Ich werde aufgefordert, auf einem Zettel stichwortartig festzuhalten, was
mich im fa­mi­liären Alltag beschäftigt. Anschliessend ­lege ich den
Zettel verdeckt ab. Zwei ­Frauen sollen nun versuchen herauszufinden, wie
sich das «anfühlt».

Hände ziehen über den Zettel. Es fallen Sätze wie: «Ich fühle etwas
Rechtsdrehendes.» Lisette Huynh spürt einen «starken Strahl, eine
Energie». Ich bin verblüfft, bringe den Strahl aber nicht in Verbindung
mit dem, was ich aufgeschrieben habe. Verraten darf ich nichts. Noch
nicht. Zuerst müssen die Frauen aus der Energie ab­leiten, wie ich auf das
Problem reagieren könnte. Jetzt tun mir die beiden ein wenig leid. So sehr
sie sich bemühen, was Gescheites will ihnen nicht einfallen. Also lüfte
ich das Geheimnis und decke auf: «Morgenmuffel.» Ich erkläre, dass meine
übertrieben gute Laune nicht gut ankommt. Die Mütter nicken. Nun versteht
man sich, und es entwickelt sich ein tolles Gespräch. Das hätte man
einfacher haben können.

Beobachter: Herr Brugger, ist es illusorisch zu glauben, solche Kurse
könnten was bringen?
Brugger: Nein. Positive Illusion kann ja dazu führen, dass es einem am
Ende tatsächlich bessergeht. Und Spiele mit solchen Zetteln können
durchaus sinnvoll sein. Dann begünstigen sie das freie Assoziieren und
fördern den Austausch mit ­Eltern, die andere Erfahrungen mit ihren
Kindern oder ihrem Partner gemacht haben.
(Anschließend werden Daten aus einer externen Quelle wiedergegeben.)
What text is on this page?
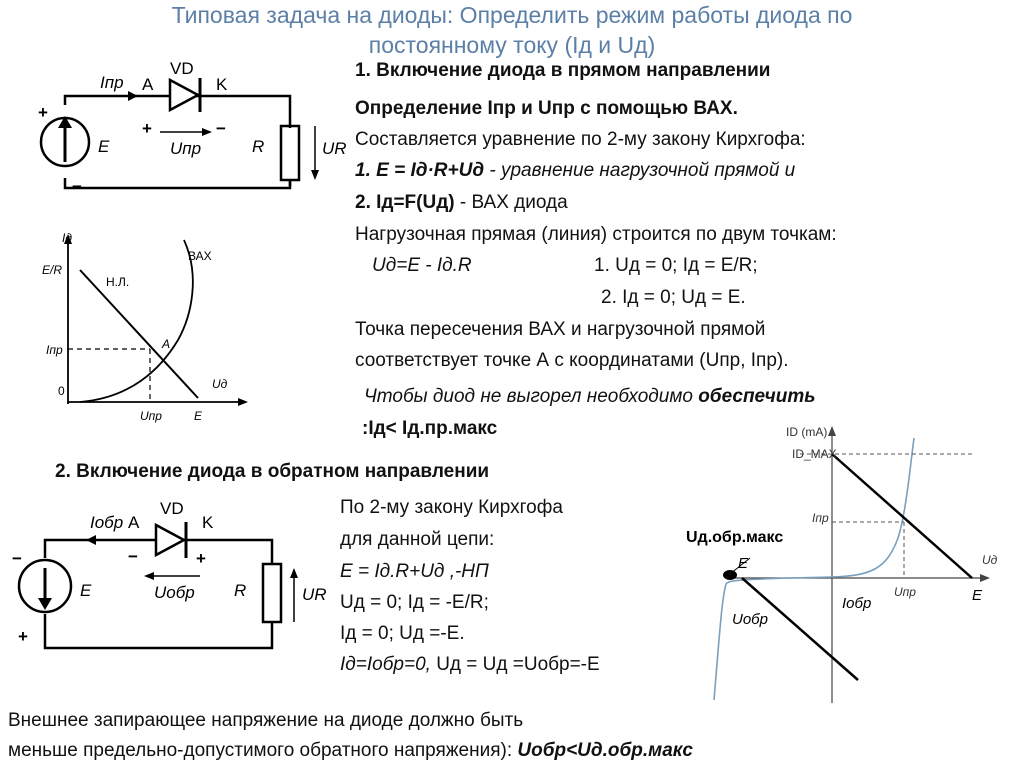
Типовая задача на диоды: Определить режим работы диода по
постоянному току (Iд и Uд)
1. Включение диода в прямом направлении
Iпр A
VD
K
+	−
Uпр
+
−
E	R	UR
Iд
E/R
Iпр
0
Uпр	E
Uд
Н.Л.
ВАХ
A
Определение Iпр и Uпр с помощью ВАХ.
Составляется уравнение по 2-му закону Кирхгофа:
1. E = Iд·R+Uд - уравнение нагрузочной прямой и
2. Iд=F(Uд) - ВАХ диода
Нагрузочная прямая (линия) строится по двум точкам:
Uд=E - Iд.R	1. Uд = 0; Iд = E/R;
2. Iд = 0; Uд = E.
Точка пересечения ВАХ и нагрузочной прямой
соответствует точке А с координатами (Uпр, Iпр).
Чтобы диод не выгорел необходимо обеспечить
:Iд< Iд.пр.макс
2. Включение диода в обратном направлении
Iобр A
VD
K
−	+
Uобр
−
+
E	R	UR
По 2-му закону Кирхгофа
для данной цепи:
E = Iд.R+Uд ,-НП
Uд = 0; Iд = -E/R;
Iд = 0; Uд =-E.
Iд=Iобр=0, Uд = Uд =Uобр=-E
ID (mA)
ID_MAX
Iпр
Uд
Uпр
E
E
Iобр
Uобр
Uд.обр.макс
Внешнее запирающее напряжение на диоде должно быть
меньше предельно-допустимого обратного напряжения): Uобр<Uд.обр.макс
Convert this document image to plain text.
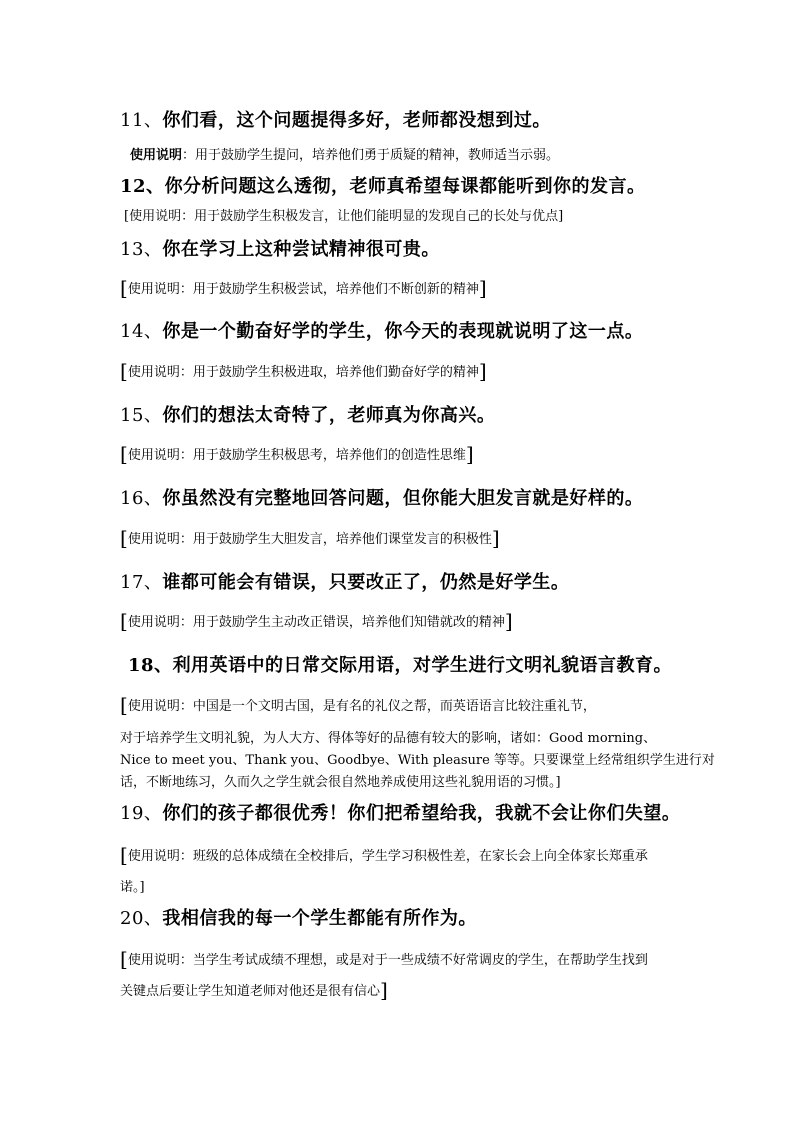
11、你们看，这个问题提得多好，老师都没想到过。
使用说明：用于鼓励学生提问，培养他们勇于质疑的精神，教师适当示弱。
12、你分析问题这么透彻，老师真希望每课都能听到你的发言。
[使用说明：用于鼓励学生积极发言，让他们能明显的发现自己的长处与优点]
13、你在学习上这种尝试精神很可贵。
[使用说明：用于鼓励学生积极尝试，培养他们不断创新的精神]
14、你是一个勤奋好学的学生，你今天的表现就说明了这一点。
[使用说明：用于鼓励学生积极进取，培养他们勤奋好学的精神]
15、你们的想法太奇特了，老师真为你高兴。
[使用说明：用于鼓励学生积极思考，培养他们的创造性思维]
16、你虽然没有完整地回答问题，但你能大胆发言就是好样的。
[使用说明：用于鼓励学生大胆发言，培养他们课堂发言的积极性]
17、谁都可能会有错误，只要改正了，仍然是好学生。
[使用说明：用于鼓励学生主动改正错误，培养他们知错就改的精神]
18、利用英语中的日常交际用语，对学生进行文明礼貌语言教育。
[使用说明：中国是一个文明古国，是有名的礼仪之帮，而英语语言比较注重礼节，
对于培养学生文明礼貌，为人大方、得体等好的品德有较大的影响，诸如：Good morning、
Nice to meet you、Thank you、Goodbye、With pleasure 等等。只要课堂上经常组织学生进行对
话，不断地练习，久而久之学生就会很自然地养成使用这些礼貌用语的习惯。]
19、你们的孩子都很优秀！你们把希望给我，我就不会让你们失望。
[使用说明：班级的总体成绩在全校排后，学生学习积极性差，在家长会上向全体家长郑重承
诺。]
20、我相信我的每一个学生都能有所作为。
[使用说明：当学生考试成绩不理想，或是对于一些成绩不好常调皮的学生，在帮助学生找到
关键点后要让学生知道老师对他还是很有信心]
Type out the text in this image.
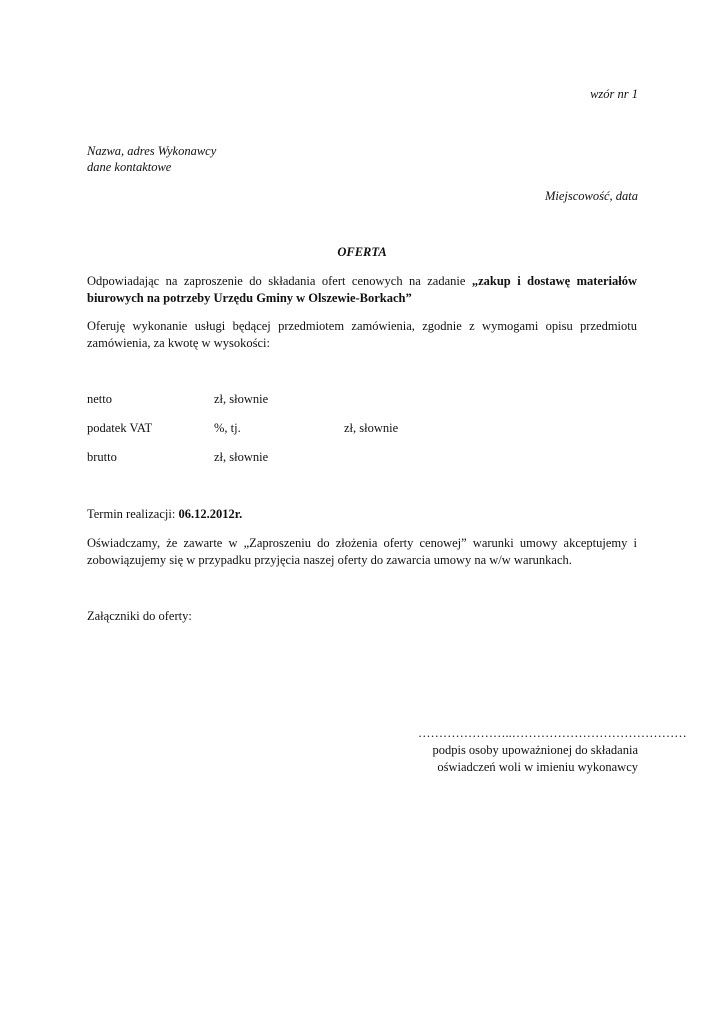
wzór nr 1
Nazwa, adres Wykonawcy
dane kontaktowe
Miejscowość, data
OFERTA
Odpowiadając na zaproszenie do składania ofert cenowych na zadanie „zakup i dostawę materiałów biurowych na potrzeby Urzędu Gminy w Olszewie-Borkach”
Oferuję wykonanie usługi będącej przedmiotem zamówienia, zgodnie z wymogami opisu przedmiotu zamówienia, za kwotę w wysokości:
netto	zł, słownie
podatek VAT	%, tj.	zł, słownie
brutto	zł, słownie
Termin realizacji: 06.12.2012r.
Oświadczamy, że zawarte w „Zaproszeniu do złożenia oferty cenowej” warunki umowy akceptujemy i zobowiązujemy się w przypadku przyjęcia naszej oferty do zawarcia umowy na w/w warunkach.
Załączniki do oferty:
…………………..……………………………………
podpis osoby upoważnionej do składania
oświadczeń woli w imieniu wykonawcy
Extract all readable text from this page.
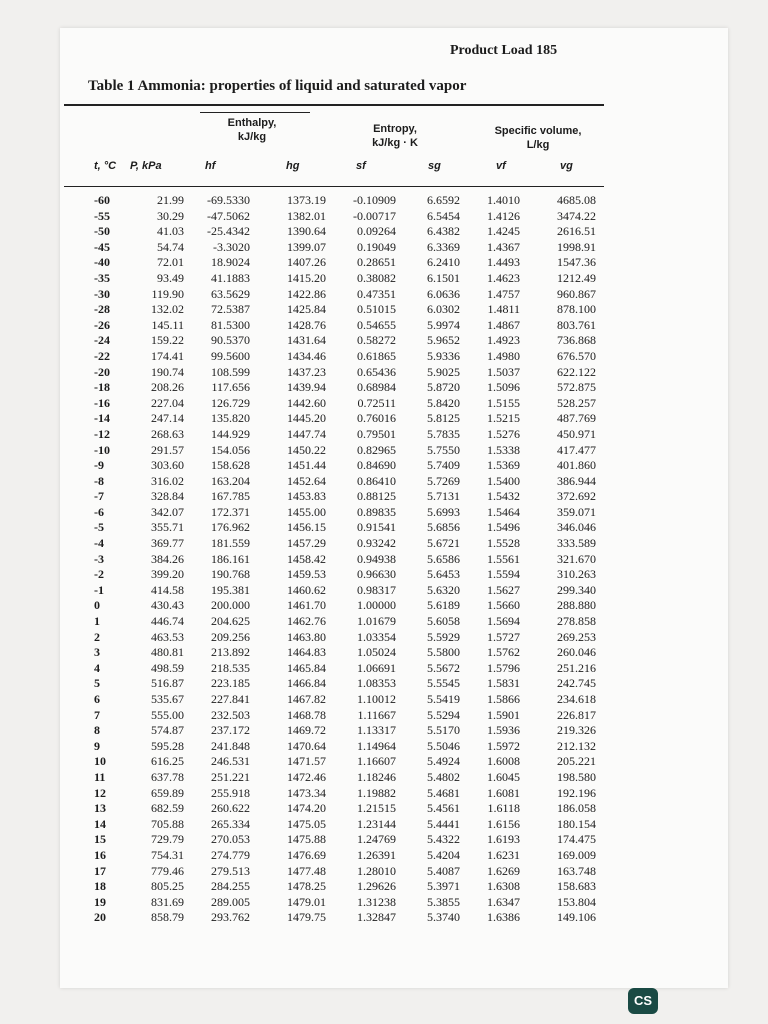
Product Load 185
Table 1 Ammonia: properties of liquid and saturated vapor
Enthalpy,
kJ/kg
Entropy,
kJ/kg · K
Specific volume,
L/kg
t, °C P, kPa	hf	hg	sf	sg	vf	vg
-60	21.99	-69.5330	1373.19	-0.10909	6.6592	1.4010	4685.08
-55	30.29	-47.5062	1382.01	-0.00717	6.5454	1.4126	3474.22
-50	41.03	-25.4342	1390.64	0.09264	6.4382	1.4245	2616.51
-45	54.74	-3.3020	1399.07	0.19049	6.3369	1.4367	1998.91
-40	72.01	18.9024	1407.26	0.28651	6.2410	1.4493	1547.36
-35	93.49	41.1883	1415.20	0.38082	6.1501	1.4623	1212.49
-30	119.90	63.5629	1422.86	0.47351	6.0636	1.4757	960.867
-28	132.02	72.5387	1425.84	0.51015	6.0302	1.4811	878.100
-26	145.11	81.5300	1428.76	0.54655	5.9974	1.4867	803.761
-24	159.22	90.5370	1431.64	0.58272	5.9652	1.4923	736.868
-22	174.41	99.5600	1434.46	0.61865	5.9336	1.4980	676.570
-20	190.74	108.599	1437.23	0.65436	5.9025	1.5037	622.122
-18	208.26	117.656	1439.94	0.68984	5.8720	1.5096	572.875
-16	227.04	126.729	1442.60	0.72511	5.8420	1.5155	528.257
-14	247.14	135.820	1445.20	0.76016	5.8125	1.5215	487.769
-12	268.63	144.929	1447.74	0.79501	5.7835	1.5276	450.971
-10	291.57	154.056	1450.22	0.82965	5.7550	1.5338	417.477
-9	303.60	158.628	1451.44	0.84690	5.7409	1.5369	401.860
-8	316.02	163.204	1452.64	0.86410	5.7269	1.5400	386.944
-7	328.84	167.785	1453.83	0.88125	5.7131	1.5432	372.692
-6	342.07	172.371	1455.00	0.89835	5.6993	1.5464	359.071
-5	355.71	176.962	1456.15	0.91541	5.6856	1.5496	346.046
-4	369.77	181.559	1457.29	0.93242	5.6721	1.5528	333.589
-3	384.26	186.161	1458.42	0.94938	5.6586	1.5561	321.670
-2	399.20	190.768	1459.53	0.96630	5.6453	1.5594	310.263
-1	414.58	195.381	1460.62	0.98317	5.6320	1.5627	299.340
0	430.43	200.000	1461.70	1.00000	5.6189	1.5660	288.880
1	446.74	204.625	1462.76	1.01679	5.6058	1.5694	278.858
2	463.53	209.256	1463.80	1.03354	5.5929	1.5727	269.253
3	480.81	213.892	1464.83	1.05024	5.5800	1.5762	260.046
4	498.59	218.535	1465.84	1.06691	5.5672	1.5796	251.216
5	516.87	223.185	1466.84	1.08353	5.5545	1.5831	242.745
6	535.67	227.841	1467.82	1.10012	5.5419	1.5866	234.618
7	555.00	232.503	1468.78	1.11667	5.5294	1.5901	226.817
8	574.87	237.172	1469.72	1.13317	5.5170	1.5936	219.326
9	595.28	241.848	1470.64	1.14964	5.5046	1.5972	212.132
10	616.25	246.531	1471.57	1.16607	5.4924	1.6008	205.221
11	637.78	251.221	1472.46	1.18246	5.4802	1.6045	198.580
12	659.89	255.918	1473.34	1.19882	5.4681	1.6081	192.196
13	682.59	260.622	1474.20	1.21515	5.4561	1.6118	186.058
14	705.88	265.334	1475.05	1.23144	5.4441	1.6156	180.154
15	729.79	270.053	1475.88	1.24769	5.4322	1.6193	174.475
16	754.31	274.779	1476.69	1.26391	5.4204	1.6231	169.009
17	779.46	279.513	1477.48	1.28010	5.4087	1.6269	163.748
18	805.25	284.255	1478.25	1.29626	5.3971	1.6308	158.683
19	831.69	289.005	1479.01	1.31238	5.3855	1.6347	153.804
20	858.79	293.762	1479.75	1.32847	5.3740	1.6386	149.106
CS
Nach solchen Kursen gehen Eltern
bestenfalls mit neuen Inputs nach Hause.

Beobachter: Diese Eltern könnten aber auch einfach einen anregenden
Gesprächsabend mit anderen ­Eltern verbringen…
Brugger: …Ja, und wer abnehmen will, könnte auch einfach Velo fahren. Doch
viele Leute schaffen das nicht. Sie brauchen einen ­fixen Rahmen und
müssen stattdessen ins Fitnessstudio oder in den Meditationskurs, um
endlich mal zur Ruhe zu kommen. Doch das kostet dann eben etwas.

Beobachter: Wo hört für Sie der Spass auf?
Brugger: Bei Scharlatanen, die nur das Geld interessiert und die sich
hinter dem Rücken ihrer Klien­ten ins Fäustchen lachen.

Beobachter: Bitte beenden Sie folgenden Satz: Gefährlich wird das Ganze,
wenn…
Brugger: …das magische Denken das Spielerische verliert. Sobald es
verbissen wird, dogmatisch, und den Betroffenen jedes Mass an skeptischer
Selbstreflexion abhandenkommt. Wenn Eltern zum Beispiel im Wahn, jede
Krankheit sei Bestimmung und Teil des Seelenwegs, so weit gehen und ­ihren
Kindern Transfusionen verweigern.

Aus Zeitmangel bleibt das letzte Thema des Kurses, «Segnen im Alltag»,
­weitgehend auf der Strecke. Ich bin nicht unglücklich darüber. Es braucht
eben doch mehr als einen Kurs, um einer Ziege das Dasein als Schaf
schmackhaft zu machen.

Peter Brugger leitet die Neuropsychologische Abteilung des
Universitätsspitals Zürich. Er erforscht seit Jahren den Aberglauben und
das magische Denken. Peter Brugger ist verheiratet und Vater von drei
Kindern im Alter zwischen 17 und 22 Jahren.